Lu HUANG1, Zeping LI1, Wenbang YANG1, Yong ZHAO2, Di ZHANG1   

  1. 1. College of Computer Science and Technology, State Key Laboratory of Public Big Data, Guizhou University, Guiyang 550025, China
    2. School of Information Engineering, Peking University Shenzhen Graduate School, Shenzhen 518055, Guangdong, China
  • Received:2023-01-04 Online:2023-12-15 Published:2023-03-22

摘要:

针对目标检测网络主分支层的特征信息易丢失、不同尺度的特征表达能力不平衡等问题,提出一种基于区域感知的多尺度目标检测算法。在YOLOv5的基础上采用数据增强、改进的边框损失和非极大值抑制方法,构建1个更强健的基线模型,沿着通道方向使用全局最大池化、全局平均池化、卷积等操作设计通道信息增强模块,并分别作用于骨干网络的每个主分支层,使得各个检测头在特征融合过程中也不会丢失主分支层的关键特征,以强化模型对重点区域的感知能力。利用加权特征融合方法融合不同尺度的特征信息,平衡不同尺度的输入特征对输出特征的表达能力,进而提高模型对多尺度目标的感知能力,通过调整模型的通道和深度,设计4种不同规模的网络结构。实验结果表明,相比YOLOv5s,该算法在Pascal VOC、MS COCO、Global Wheat、Wider Face、Motor Defect 5个数据集上的平均精度均值分别提高5.48、3.00、1.94、0.70和1.95个百分点。同时,该算法的平均精度均值最高为50.7%,分别比YOLOv4和Dynamic Head的最大模型提高7.2和3.0个百分点。

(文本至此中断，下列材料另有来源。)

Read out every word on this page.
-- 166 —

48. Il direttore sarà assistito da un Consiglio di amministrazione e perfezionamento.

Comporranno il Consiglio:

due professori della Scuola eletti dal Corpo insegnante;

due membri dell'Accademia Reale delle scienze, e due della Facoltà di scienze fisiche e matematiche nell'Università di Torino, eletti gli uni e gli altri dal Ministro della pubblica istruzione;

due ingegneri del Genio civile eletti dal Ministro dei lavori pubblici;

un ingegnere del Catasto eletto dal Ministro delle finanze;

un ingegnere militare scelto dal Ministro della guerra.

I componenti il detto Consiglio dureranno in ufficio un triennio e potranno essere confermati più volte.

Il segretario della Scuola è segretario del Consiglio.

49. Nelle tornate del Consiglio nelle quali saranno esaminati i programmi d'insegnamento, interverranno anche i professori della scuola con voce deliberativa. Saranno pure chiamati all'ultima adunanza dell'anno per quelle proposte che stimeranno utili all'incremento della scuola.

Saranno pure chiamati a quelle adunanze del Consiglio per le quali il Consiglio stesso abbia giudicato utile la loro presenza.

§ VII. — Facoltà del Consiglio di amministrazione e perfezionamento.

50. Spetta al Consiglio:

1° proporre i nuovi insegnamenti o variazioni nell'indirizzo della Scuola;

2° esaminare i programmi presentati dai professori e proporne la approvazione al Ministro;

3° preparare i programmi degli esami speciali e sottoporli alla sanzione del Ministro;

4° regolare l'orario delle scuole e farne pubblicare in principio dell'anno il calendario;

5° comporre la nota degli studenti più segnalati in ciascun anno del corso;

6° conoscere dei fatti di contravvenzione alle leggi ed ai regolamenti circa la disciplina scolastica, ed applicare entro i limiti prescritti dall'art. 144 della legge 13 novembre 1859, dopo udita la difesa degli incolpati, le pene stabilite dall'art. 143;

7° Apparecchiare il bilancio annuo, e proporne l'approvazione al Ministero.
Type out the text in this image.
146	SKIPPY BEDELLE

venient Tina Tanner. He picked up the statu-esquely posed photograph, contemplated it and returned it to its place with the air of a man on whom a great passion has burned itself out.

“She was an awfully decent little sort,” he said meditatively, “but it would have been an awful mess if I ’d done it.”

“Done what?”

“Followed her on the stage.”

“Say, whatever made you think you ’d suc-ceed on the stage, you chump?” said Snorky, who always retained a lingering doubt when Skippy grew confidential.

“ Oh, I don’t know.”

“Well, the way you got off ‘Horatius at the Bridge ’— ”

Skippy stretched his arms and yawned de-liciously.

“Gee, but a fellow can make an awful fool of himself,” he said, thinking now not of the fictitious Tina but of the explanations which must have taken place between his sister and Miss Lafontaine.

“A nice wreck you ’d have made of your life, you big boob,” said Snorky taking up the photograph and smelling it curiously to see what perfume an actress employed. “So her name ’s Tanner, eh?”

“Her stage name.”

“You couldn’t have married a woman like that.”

关键词: 目标检测, 增强基线模型, 通道信息增强, 加权特征融合, 多尺度目标

Abstract:

A multi-scale object detection algorithm based on regional perception is proposed to address the feature information loss in the main branch layer and imbalanced feature expression capabilities at different scales of the object detection network. A robust baseline model based on YOLOv5 is constructed using data augmentation, improved border loss, and Non-Maximum Suppression(NMS) methods. Channel Information Enhancement Modules(CIEM) are designed along the channel direction using operations such as Global Maximum Pooling(GMP), Global Average Pooling(GAP), and convolution. These modules are applied to each main branch layer of the backbone network. This ensures that each detection head does not forget the key features of the main branch layer during the feature fusion process, thereby enhancing the model's perception of the key areas. A Weighted Feature Fusion Method(WFFM) is used to fuse feature information from different scales, which balances the expression ability of input features to output features and improves the model's perception of multi-scale objects. Further, by adjusting the channel and depth of the model, four different scale network structures are designed. Experimental results on five datasets—Pascal VOC, MS COCO, Global Wheat, Wider Face, Motor Defect—show that, compared with YOLOv5s, the proposed algorithm increases the detection accuracy by 5.48, 3.00, 1.94, 0.70, and 1.95 percentage points, respectively. Moreover, the proposed algorithm has an average accuracy of up to 50.7%, which is 7.2 and 3.0 percentage points higher than the maximum models of YOLOv4 and Dynamic Head, respectively.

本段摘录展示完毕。